Cher « étudiant »,
J’utilise les guillemets parce que je ne sais plus trop si tu étudies vraiment à l’institution dont tu te dis en grève ou si tu n’es pas plutôt un casseur qui profite du chaos pour s’amuser. Je les utilise aussi parce que ce ne sont pas tous les étudiants qui ont dépassé les bornes, cette semaine, et que je ne veux pas leur attribuer faussement des actes qui ne leur ressemblent pas.
Cher « étudiant », les images que j’ai vues hier, comme plus tôt cette semaine, et même avant, ne sont pas glorieuses .Elles te nuisent plutôt que d’aider à ta cause.
Tu le sais, et ça t’a mis en rogne de voir que les journalistes les ont diffusées pour témoigner que tes amis et toi avez fait pour faire entendre vos revendications. Mais quelles revendications au juste?
Alors, les journalistes, ils sont devenus ta nouvelle cible. Hier, tu les a menacés, tu les a invectivés, tu les a fait expulser et tu as menacé ceux qui s’adressaient à eux. Tu as dit à mes collègues qu’ils n’avaient pas le droit de demander l’opinion des gens dans la rue.
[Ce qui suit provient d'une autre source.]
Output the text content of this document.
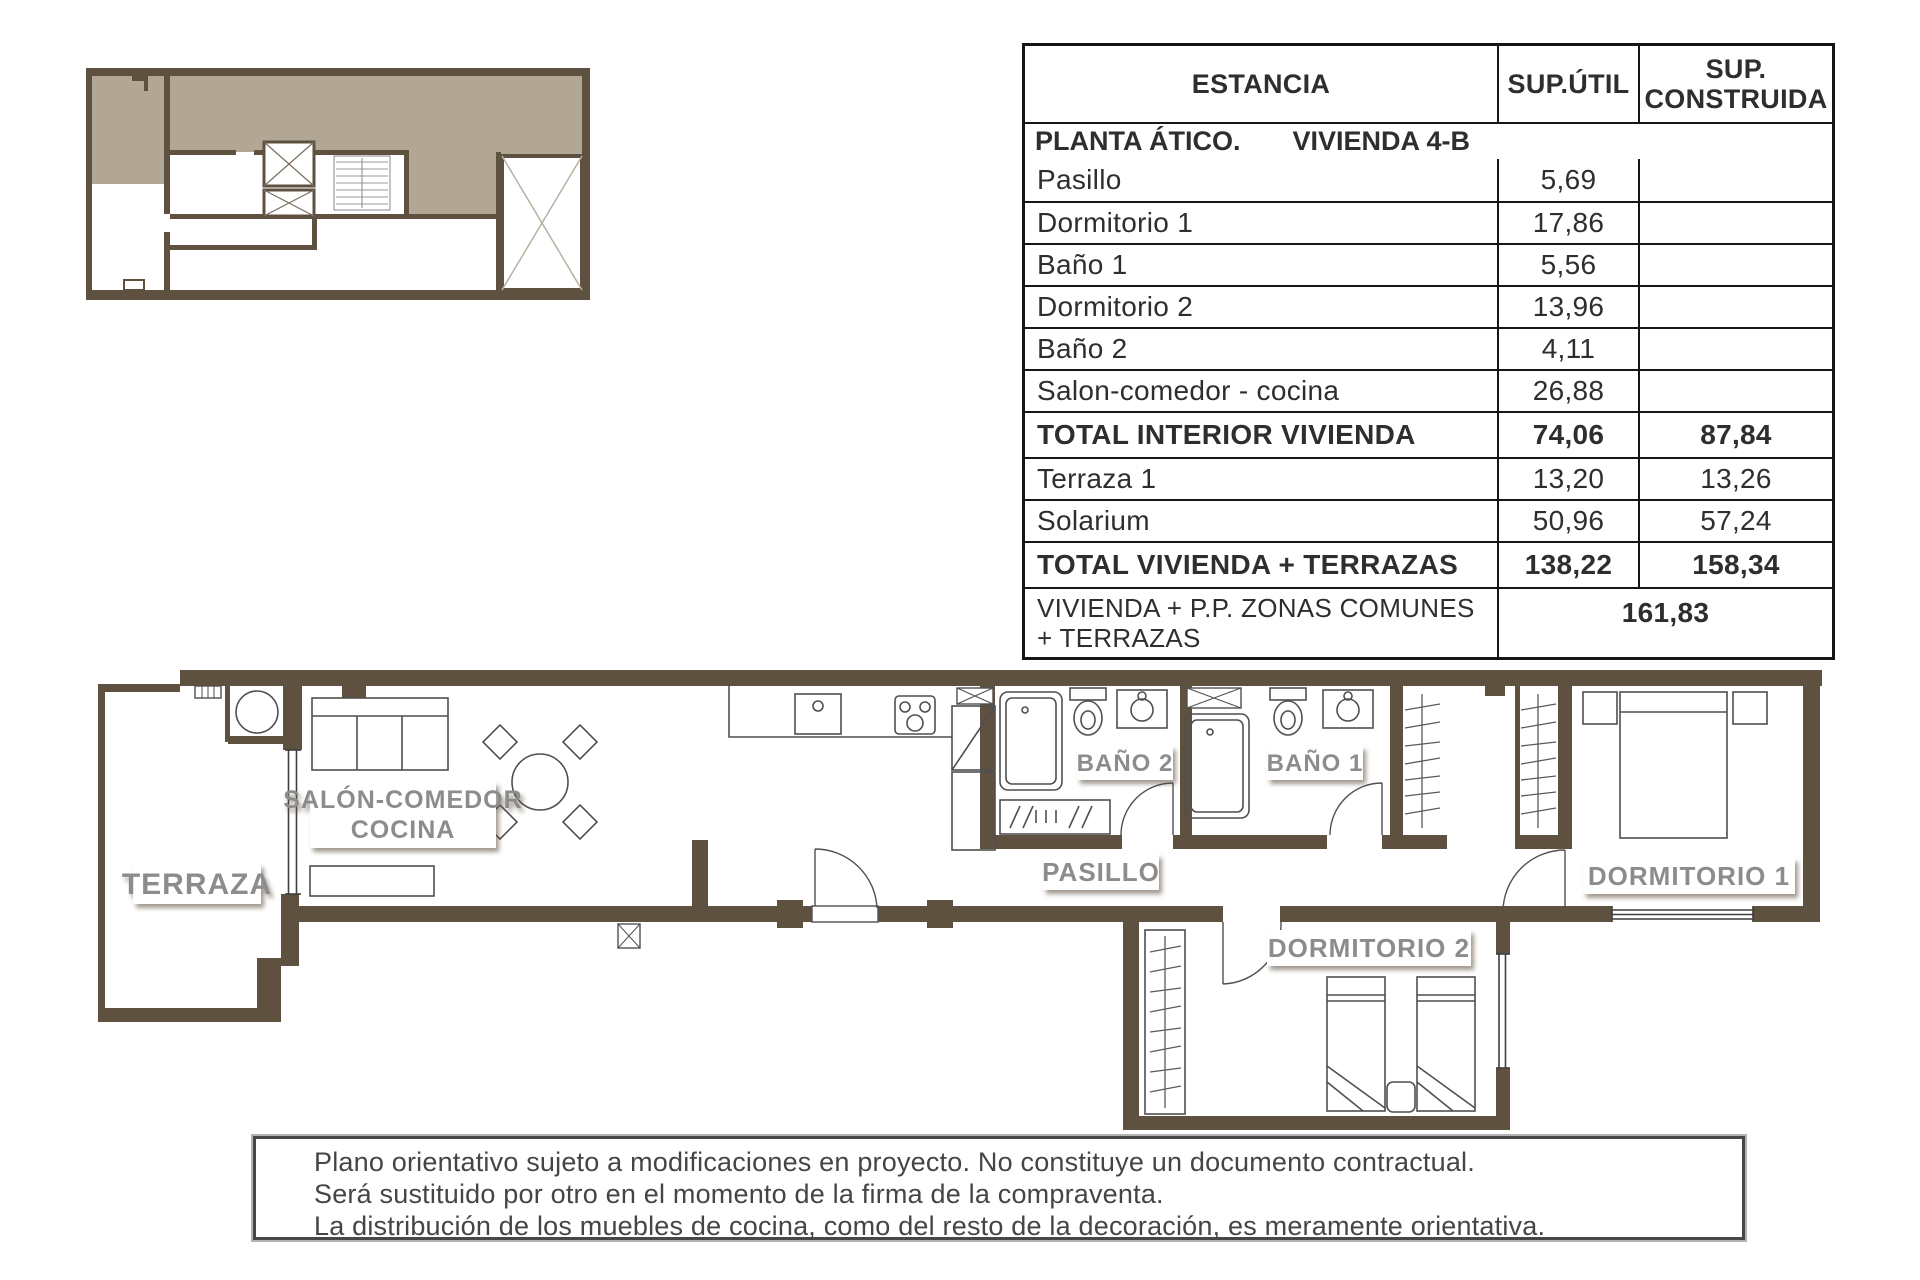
ESTANCIA	SUP.ÚTIL	SUP. CONSTRUIDA
PLANTA ÁTICO. VIVIENDA 4-B
Pasillo	5,69
Dormitorio 1	17,86
Baño 1	5,56
Dormitorio 2	13,96
Baño 2	4,11
Salon-comedor - cocina	26,88
TOTAL INTERIOR VIVIENDA	74,06	87,84
Terraza 1	13,20	13,26
Solarium	50,96	57,24
TOTAL VIVIENDA + TERRAZAS	138,22	158,34
VIVIENDA + P.P. ZONAS COMUNES + TERRAZAS
161,83
TERRAZA
SALÓN-COMEDOR
COCINA
BAÑO 2	BAÑO 1
PASILLO
DORMITORIO 2
DORMITORIO 1
Plano orientativo sujeto a modificaciones en proyecto. No constituye un documento contractual.
Será sustituido por otro en el momento de la firma de la compraventa.
La distribución de los muebles de cocina, como del resto de la decoración, es meramente orientativa.
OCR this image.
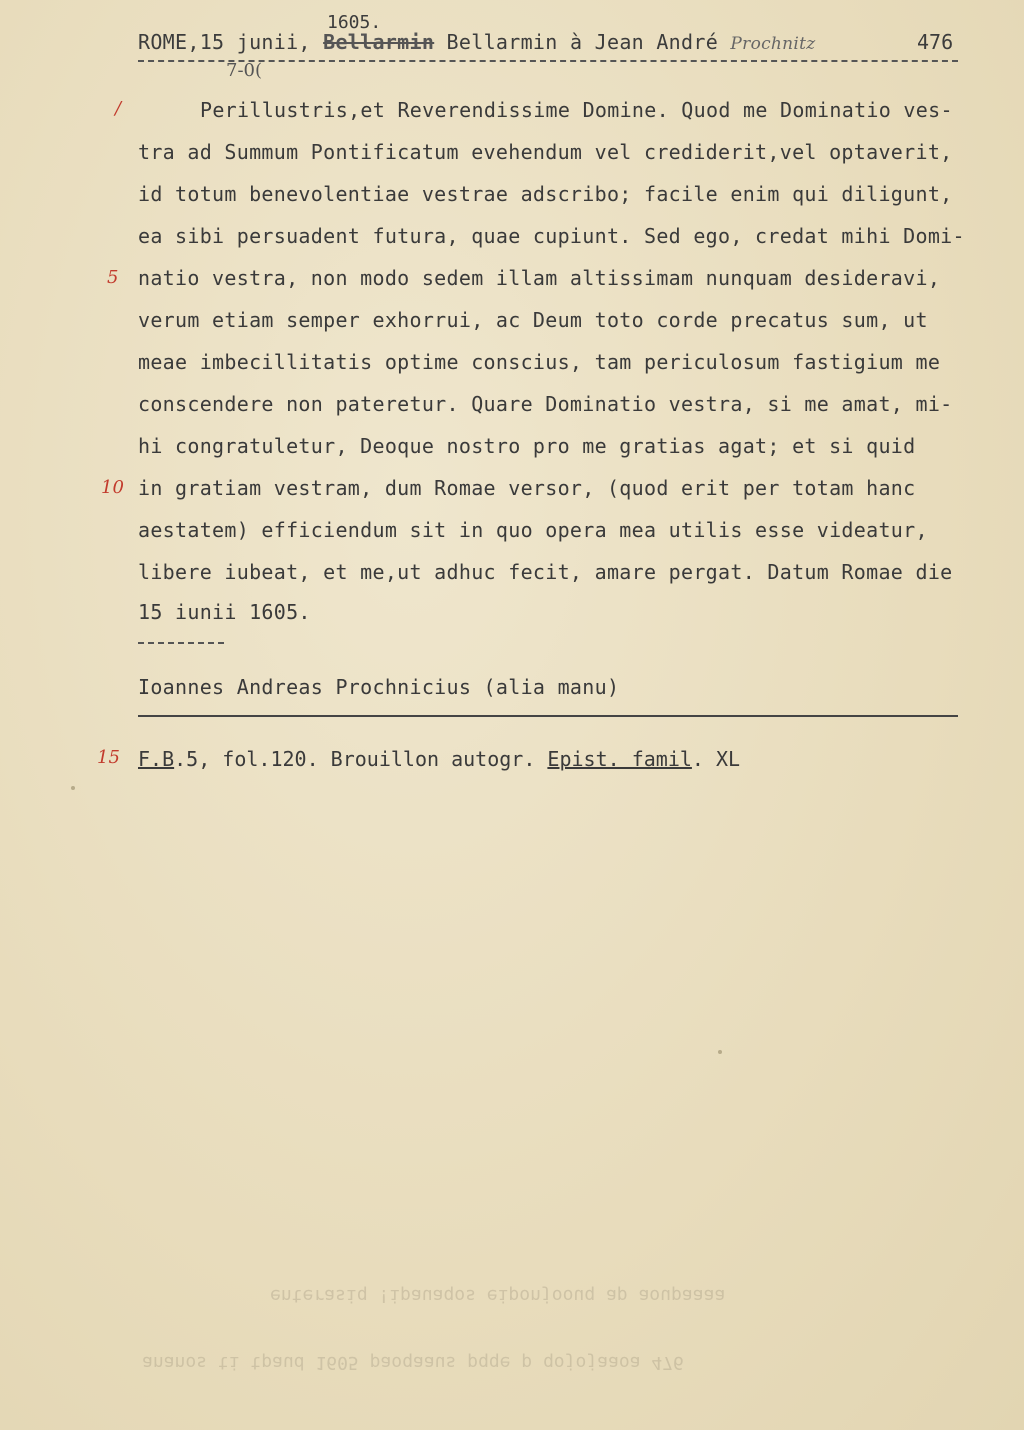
1605.
ROME,15 junii, Bellarmin Bellarmin à Jean André Prochnitz	476
7-0(
/
5
10
15
Perillustris,et Reverendissime Domine. Quod me Dominatio ves-
tra ad Summum Pontificatum evehendum vel crediderit,vel optaverit,
id totum benevolentiae vestrae adscribo; facile enim qui diligunt,
ea sibi persuadent futura, quae cupiunt. Sed ego, credat mihi Domi-
natio vestra, non modo sedem illam altissimam nunquam desideravi,
verum etiam semper exhorrui, ac Deum toto corde precatus sum, ut
meae imbecillitatis optime conscius, tam periculosum fastigium me
conscendere non pateretur. Quare Dominatio vestra, si me amat, mi-
hi congratuletur, Deoque nostro pro me gratias agat; et si quid
in gratiam vestram, dum Romae versor, (quod erit per totam hanc
aestatem) efficiendum sit in quo opera mea utilis esse videatur,
libere iubeat, et me,ut adhuc fecit, amare pergat. Datum Romae die
15 iunii 1605.
Ioannes Andreas Prochnicius (alia manu)
F.B.5, fol.120. Brouillon autogr. Epist. famil. XL
enterasiq !ipauaqos eiponjoouq ap aoupaaaa
ananos ti tpaud 1605 paoqaaus pqqe p qojojaaoa 476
Dans la rue! Ton pouvoir, ta dictature, s’étend-elle au monde entier?
Aujourd’hui, je ne te dirai pas ce que je pense de votre combat, à toi et à tes pairs. Mon métier m’oblige un devoir de réserve, et je ne prends donc pas position sur quelque enjeu d’actualité que ce soit. C’est essentiel au rôle du journaliste.
Mais ce principe de base, cher « étudiant », je ne crois pas que tu l’aies compris. Beaucoup de gens ne le comprennent pas en fait. Tu sembles penser que parce que la couverture médiatique t’es défavorable, que mes collègues sont contre toi, qu’ils sont à la solde de tes ennemis.
Mais rappelle-toi du printemps érable, il y a trois ans, celui que tu sembles vouloir reproduire. Le mouvement avait beaucoup plus d’ampleur qu’il n’en a présentement, et pourtant, il me semble que le message avait bien passé, et de mon souvenir, très peu d’altercations avec les journalistes se sont produites. Peux-tu nous reprocher d’avoir manqué de neutralité?
L’expression populaire veut que les journalistes soient les chiens de garde de la démocratie, cette même démocratie au nom de laquelle tu prétends te battre. Mais tes gestes ne le démontrent pas toujours, et c’est notre rôle de le montrer.
Une démocratie, c’est aussi une presse libre. Mes collègues et moi, nous ne sommes ni tes ennemis, ni tes alliés. Nous ne sommes que des témoins, dont le dessein est de montrer à tous comment se sont produites les choses. Nous n’avons aucun intérêt à déformer la réalité. Nous travaillons pour que demeure une trace des événements dans l’histoire.
Et l’Histoire, n’est-ce pas ce que tu veux faire?